Foster Swift Agricultural Law News
November 30, 2015
In its usual fashion, Congress has not yet continued the increased $500,000 deduction amount under Section 179 for 2015. In July, the Senate Finance Committee approved a bill that would extend the higher Section 179 levels, bonus depreciation, and other tax incentives (commonly referred to as “tax extenders”) into 2015 and through December 31, 2016. However, until that bill becomes law, farmers must again structure their tax planning around an uncertain Section 179 amount. Currently, farmers may only deduct $25,000 under Section 179, and no bonus depreciation is available under Section 168(k).

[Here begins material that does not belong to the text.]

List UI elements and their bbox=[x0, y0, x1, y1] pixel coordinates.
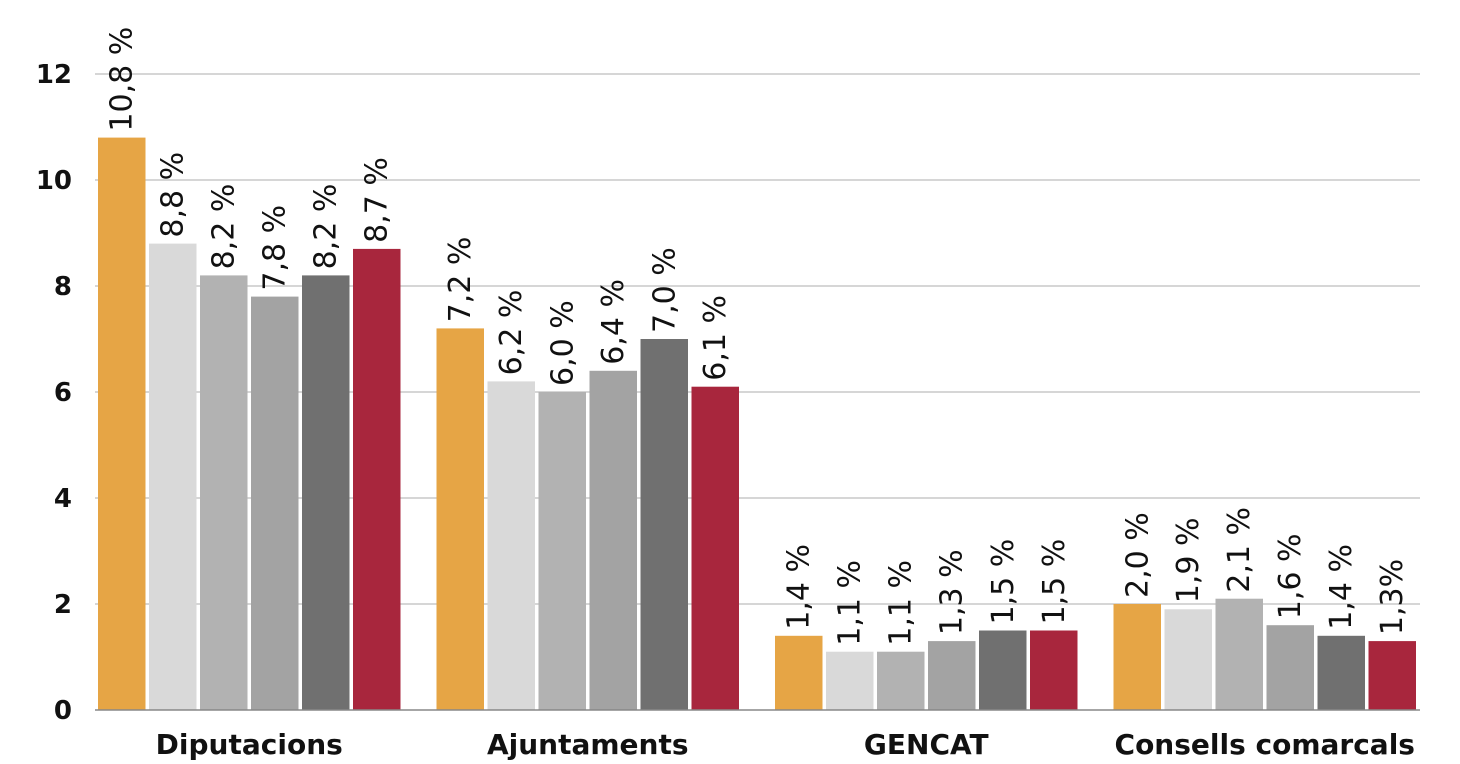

Deferred payment contracts can provide farmers with the flexibility they need to optimize their income under the current tax rules, while still being able to take advantage of an increased Section 179 amount in the event Congress renews the tax extenders. A deferred payment contract can be used by a farmer to sell grain in one year and receive the payment in a later year. The default rule with deferred payment contracts is for the farmer to recognize income in the year payment is received; however, an election can be made to recognize income in the year of the sale. The election is on a contract-by-contract basis, so utilizing multiple deferred payment contracts provides the most flexibility.

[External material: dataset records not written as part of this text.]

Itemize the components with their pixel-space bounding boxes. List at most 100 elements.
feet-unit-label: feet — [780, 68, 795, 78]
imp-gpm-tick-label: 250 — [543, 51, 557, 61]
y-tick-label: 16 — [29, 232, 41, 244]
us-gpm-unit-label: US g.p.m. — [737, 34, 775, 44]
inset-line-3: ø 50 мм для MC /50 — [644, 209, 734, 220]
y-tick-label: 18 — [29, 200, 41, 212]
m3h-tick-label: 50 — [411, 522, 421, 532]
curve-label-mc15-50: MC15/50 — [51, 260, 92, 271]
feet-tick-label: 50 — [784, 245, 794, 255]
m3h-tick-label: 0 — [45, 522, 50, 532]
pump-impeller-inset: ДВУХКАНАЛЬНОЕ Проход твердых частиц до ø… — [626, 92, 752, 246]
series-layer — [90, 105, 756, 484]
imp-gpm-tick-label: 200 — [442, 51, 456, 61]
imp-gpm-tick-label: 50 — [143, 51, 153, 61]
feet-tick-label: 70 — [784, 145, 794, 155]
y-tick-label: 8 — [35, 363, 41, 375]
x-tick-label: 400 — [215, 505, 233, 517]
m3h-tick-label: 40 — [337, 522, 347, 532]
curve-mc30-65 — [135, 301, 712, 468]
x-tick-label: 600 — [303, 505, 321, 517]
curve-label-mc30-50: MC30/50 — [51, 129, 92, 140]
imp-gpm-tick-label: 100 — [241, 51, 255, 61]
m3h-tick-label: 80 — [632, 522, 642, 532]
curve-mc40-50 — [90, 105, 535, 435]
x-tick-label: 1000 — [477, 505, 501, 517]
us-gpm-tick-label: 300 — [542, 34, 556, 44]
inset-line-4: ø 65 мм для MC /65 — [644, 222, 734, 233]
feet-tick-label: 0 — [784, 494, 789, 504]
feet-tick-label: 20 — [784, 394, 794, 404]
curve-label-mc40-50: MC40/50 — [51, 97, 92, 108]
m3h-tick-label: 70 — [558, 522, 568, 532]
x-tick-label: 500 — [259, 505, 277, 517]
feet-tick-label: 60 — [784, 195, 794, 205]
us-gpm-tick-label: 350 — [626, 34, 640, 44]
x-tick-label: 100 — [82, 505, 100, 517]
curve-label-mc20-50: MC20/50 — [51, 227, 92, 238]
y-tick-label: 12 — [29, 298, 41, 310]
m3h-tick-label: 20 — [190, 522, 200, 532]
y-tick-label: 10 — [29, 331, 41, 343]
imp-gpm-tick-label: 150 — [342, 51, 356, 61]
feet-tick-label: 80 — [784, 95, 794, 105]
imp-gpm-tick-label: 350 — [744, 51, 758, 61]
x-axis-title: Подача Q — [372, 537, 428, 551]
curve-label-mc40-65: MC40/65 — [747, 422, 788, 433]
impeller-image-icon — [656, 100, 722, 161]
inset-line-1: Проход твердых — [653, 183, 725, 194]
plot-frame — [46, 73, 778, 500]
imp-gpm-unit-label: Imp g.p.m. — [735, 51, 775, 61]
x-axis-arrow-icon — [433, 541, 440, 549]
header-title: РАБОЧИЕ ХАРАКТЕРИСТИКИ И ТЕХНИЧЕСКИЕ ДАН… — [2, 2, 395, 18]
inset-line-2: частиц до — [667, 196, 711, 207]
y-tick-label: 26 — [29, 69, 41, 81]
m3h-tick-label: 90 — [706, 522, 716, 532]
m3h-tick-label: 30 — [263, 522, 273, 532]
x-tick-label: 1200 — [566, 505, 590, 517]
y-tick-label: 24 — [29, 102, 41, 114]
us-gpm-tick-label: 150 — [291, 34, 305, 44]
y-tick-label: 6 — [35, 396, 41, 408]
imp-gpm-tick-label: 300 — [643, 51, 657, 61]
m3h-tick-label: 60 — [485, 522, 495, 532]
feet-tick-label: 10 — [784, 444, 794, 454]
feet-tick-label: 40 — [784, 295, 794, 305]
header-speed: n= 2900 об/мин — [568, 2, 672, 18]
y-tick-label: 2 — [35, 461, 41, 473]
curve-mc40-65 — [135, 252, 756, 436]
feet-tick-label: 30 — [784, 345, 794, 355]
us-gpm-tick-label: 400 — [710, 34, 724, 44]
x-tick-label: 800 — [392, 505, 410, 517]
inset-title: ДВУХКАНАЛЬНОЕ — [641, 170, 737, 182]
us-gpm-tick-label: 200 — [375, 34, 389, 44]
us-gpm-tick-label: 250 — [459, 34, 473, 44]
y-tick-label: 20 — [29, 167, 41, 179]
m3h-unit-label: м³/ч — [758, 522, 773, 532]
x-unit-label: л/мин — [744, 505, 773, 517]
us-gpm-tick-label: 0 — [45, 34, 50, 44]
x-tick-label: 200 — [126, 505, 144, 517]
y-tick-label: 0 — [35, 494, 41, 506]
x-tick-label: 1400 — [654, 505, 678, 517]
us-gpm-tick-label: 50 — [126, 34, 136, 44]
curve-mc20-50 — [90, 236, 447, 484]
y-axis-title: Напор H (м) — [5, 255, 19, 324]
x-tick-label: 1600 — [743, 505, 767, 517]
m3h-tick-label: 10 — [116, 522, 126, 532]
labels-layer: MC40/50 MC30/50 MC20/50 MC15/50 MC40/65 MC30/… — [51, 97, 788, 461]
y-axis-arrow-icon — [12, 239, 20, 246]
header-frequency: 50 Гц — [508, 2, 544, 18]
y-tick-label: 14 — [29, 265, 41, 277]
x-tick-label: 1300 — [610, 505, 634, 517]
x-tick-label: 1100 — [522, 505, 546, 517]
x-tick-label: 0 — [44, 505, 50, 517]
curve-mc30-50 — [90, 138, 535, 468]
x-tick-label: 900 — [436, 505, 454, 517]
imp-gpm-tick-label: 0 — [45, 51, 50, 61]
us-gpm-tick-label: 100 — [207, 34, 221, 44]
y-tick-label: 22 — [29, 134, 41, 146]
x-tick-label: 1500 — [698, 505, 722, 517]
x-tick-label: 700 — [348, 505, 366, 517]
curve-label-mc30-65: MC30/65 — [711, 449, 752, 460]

An example will illustrate this point. Imagine a farmer has already optimized his income for 2015 using the current tax rules ($25,000 available under Section 179 and no bonus depreciation). But, if Section 179 is increased to $500,000, the farmer would buy new equipment worth $350,000. The farmer enters into several deferred payment contracts—three for $50,000 and two for $100,000. If Congress increases the Section 179 amount to $500,000, the farmer will elect to report the income from these contracts in 2015 and use the Section 179 election. If the higher Section 179 amount is not extended, the farmer does nothing and reports the income in 2016. Now imagine the increased Section 179 amount is extended, but only at an amount of $250,000. The farmer may still deduct a portion of the purchase price under Section 179 by electing to recognize the three $50,000 contracts and one $100,000 contract in 2015. However, the farmer will not report the remaining $100,000 contract until 2016.

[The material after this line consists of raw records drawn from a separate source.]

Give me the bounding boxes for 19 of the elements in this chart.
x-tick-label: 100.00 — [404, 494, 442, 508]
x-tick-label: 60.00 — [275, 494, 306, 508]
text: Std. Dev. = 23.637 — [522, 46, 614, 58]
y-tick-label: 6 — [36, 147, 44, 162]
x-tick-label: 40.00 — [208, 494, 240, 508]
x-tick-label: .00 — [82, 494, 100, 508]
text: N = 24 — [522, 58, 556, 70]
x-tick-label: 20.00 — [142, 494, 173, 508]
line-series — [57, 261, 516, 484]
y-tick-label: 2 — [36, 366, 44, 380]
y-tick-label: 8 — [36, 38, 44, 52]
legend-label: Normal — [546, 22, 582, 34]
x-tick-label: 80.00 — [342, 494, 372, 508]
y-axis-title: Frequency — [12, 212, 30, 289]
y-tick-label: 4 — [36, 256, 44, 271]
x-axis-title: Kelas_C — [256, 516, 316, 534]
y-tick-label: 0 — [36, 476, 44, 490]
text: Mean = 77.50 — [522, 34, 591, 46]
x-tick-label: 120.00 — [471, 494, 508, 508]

Here are a few other helpful tips to keep in mind when structuring your 2015 tax planning:
- Any insurance proceeds you receive from crop damage count as income. Generally, you must include insurance proceeds in the year they are received. However, cash method taxpayers may be able to postpone reporting the proceeds until the following year if the taxpayer can show that he/she would have included income from the damaged crops in any tax year following the year the damage occurred.
- You can deduct the cost of items purchased for resale. This includes not only livestock purchased for resale, but any freight or transportation charges incurred in connection with transporting that livestock to your farm as well.
- A tax credit or refund of excise tax may be available for fuel used on your farm in connection with farm work. If you operated on public highways equipment that must be registered, you can file form 2290 to claim an exemption for that equipment, if applicable.